M. Bernard Cerquiglini, délégué général à la langue française et aux langues de France, a tout d'abord rappelé que le rapport pour l'année 2002 sur l'application de la loi du 4 août 1995 relative à l'emploi de la langue française, était mis à la disposition de la représentation nationale dans une version plus lisible, plus resserrée et plus synthétique que l'année précédente.
Il a ensuite indiqué que la langue française n'était pas menacée dans sa vitalité mais dans ses ambitions.
En effet, autrefois langue des élites sur le territoire national, elle est désormais la langue de la République dans les faits, atteignant ainsi son principal objectif. Son potentiel de créativité est, à cet égard, particulièrement fort. Il se traduit par la production constante de nouveaux termes, dont la féminisation constitue un facteur d'accélération non négligeable.
M. Cerquiglini a dénoncé la notion communément répandue du déclin du français, en se référant à la différenciation historique de la langue des faubourgs à laquelle pourrait s'apparenter aujourd'hui le « français des banlieues ». Au-delà d'un caractère un peu désuet du purisme de la langue, il a d'ailleurs considéré que le français, loin de sombrer dans une décadence annoncée, apportait une preuve supplémentaire de sa capacité d'adaptation, et donc de sa vitalité.

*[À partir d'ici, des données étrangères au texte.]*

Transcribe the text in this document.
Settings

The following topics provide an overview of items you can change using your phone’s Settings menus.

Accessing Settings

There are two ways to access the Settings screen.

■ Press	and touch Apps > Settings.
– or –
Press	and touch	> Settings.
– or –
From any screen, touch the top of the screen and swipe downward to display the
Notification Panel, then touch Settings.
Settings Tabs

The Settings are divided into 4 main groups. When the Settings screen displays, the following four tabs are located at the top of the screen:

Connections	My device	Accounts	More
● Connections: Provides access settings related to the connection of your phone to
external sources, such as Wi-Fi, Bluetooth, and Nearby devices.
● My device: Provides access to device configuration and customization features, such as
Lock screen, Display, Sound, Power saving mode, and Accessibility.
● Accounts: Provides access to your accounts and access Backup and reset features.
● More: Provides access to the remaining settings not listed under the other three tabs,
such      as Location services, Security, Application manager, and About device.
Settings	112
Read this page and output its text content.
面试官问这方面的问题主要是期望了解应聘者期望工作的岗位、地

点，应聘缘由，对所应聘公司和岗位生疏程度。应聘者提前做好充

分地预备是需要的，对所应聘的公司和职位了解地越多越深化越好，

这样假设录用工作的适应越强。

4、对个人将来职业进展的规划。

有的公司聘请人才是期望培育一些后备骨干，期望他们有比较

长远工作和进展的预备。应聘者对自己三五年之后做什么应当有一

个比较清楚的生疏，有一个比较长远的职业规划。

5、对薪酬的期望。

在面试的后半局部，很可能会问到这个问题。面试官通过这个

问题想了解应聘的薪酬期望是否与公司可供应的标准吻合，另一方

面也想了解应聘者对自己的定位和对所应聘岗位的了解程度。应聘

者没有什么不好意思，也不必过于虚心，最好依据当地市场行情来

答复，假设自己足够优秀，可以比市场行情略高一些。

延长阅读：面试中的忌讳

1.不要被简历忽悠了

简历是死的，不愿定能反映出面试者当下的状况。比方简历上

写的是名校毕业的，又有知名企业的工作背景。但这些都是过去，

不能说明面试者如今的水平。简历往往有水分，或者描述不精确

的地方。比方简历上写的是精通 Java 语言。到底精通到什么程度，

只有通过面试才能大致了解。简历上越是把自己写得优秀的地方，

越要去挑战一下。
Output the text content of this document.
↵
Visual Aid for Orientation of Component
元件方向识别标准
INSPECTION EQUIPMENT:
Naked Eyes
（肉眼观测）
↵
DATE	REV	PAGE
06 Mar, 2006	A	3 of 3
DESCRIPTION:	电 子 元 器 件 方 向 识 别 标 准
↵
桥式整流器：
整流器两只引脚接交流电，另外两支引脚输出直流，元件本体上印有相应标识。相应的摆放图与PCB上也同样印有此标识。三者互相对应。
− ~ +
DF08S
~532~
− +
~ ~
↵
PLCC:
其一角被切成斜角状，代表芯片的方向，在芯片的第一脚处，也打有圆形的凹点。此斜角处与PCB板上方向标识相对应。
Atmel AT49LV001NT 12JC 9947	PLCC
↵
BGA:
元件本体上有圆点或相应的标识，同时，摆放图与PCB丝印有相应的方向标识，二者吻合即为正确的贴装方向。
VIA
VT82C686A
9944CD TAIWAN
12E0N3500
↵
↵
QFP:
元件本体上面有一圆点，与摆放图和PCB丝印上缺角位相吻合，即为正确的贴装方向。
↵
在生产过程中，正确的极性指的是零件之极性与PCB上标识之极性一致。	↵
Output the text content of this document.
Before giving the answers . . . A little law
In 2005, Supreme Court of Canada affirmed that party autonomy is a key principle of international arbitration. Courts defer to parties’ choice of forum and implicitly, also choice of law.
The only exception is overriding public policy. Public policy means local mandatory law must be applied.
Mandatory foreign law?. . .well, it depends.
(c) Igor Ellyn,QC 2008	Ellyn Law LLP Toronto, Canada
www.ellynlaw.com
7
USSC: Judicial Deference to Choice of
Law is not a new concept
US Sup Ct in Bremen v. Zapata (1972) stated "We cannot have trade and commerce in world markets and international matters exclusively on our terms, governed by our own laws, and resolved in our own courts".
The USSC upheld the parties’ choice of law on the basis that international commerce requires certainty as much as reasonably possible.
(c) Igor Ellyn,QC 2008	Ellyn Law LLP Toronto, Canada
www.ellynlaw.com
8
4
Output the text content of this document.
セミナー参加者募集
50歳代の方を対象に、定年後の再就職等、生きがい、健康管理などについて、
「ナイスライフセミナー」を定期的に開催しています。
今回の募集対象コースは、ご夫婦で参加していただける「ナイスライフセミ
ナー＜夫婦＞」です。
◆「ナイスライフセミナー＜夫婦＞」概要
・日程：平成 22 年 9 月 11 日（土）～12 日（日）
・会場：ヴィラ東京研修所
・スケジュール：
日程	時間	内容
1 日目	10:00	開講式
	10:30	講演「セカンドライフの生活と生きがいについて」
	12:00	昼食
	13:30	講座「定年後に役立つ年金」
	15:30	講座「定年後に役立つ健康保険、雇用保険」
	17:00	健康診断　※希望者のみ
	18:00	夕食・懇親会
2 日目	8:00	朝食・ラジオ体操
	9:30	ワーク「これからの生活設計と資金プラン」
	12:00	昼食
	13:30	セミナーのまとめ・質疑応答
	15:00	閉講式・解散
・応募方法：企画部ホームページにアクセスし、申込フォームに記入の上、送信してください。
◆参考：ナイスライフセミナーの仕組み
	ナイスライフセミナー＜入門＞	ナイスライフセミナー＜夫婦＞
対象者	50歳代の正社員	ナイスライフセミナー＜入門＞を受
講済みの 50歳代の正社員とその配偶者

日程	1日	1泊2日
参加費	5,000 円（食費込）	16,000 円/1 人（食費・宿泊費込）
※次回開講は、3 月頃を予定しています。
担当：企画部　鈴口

En revanche, il a souligné qu'un vrai danger existait dans la préservation du français comme langue internationale. Sur ce point, il a constaté la baisse du désir de l'apprentissage du français, en tant que langue étrangère, dans de nombreux pays face à l'anglais, en particulier dans les domaines du travail et de la société de l'information. Cette situation appelle à une réelle prise de conscience, notamment sur la nécessité de renforcer l'attrait du français, dans les domaines culturel, économique et scientifique. En Europe, la généralisation d'une seconde langue étrangère obligatoire dans le système éducatif, activement soutenue par la France, a permis d'infléchir la tendance, voire de l'inverser, dans le cas de l'Espagne notamment.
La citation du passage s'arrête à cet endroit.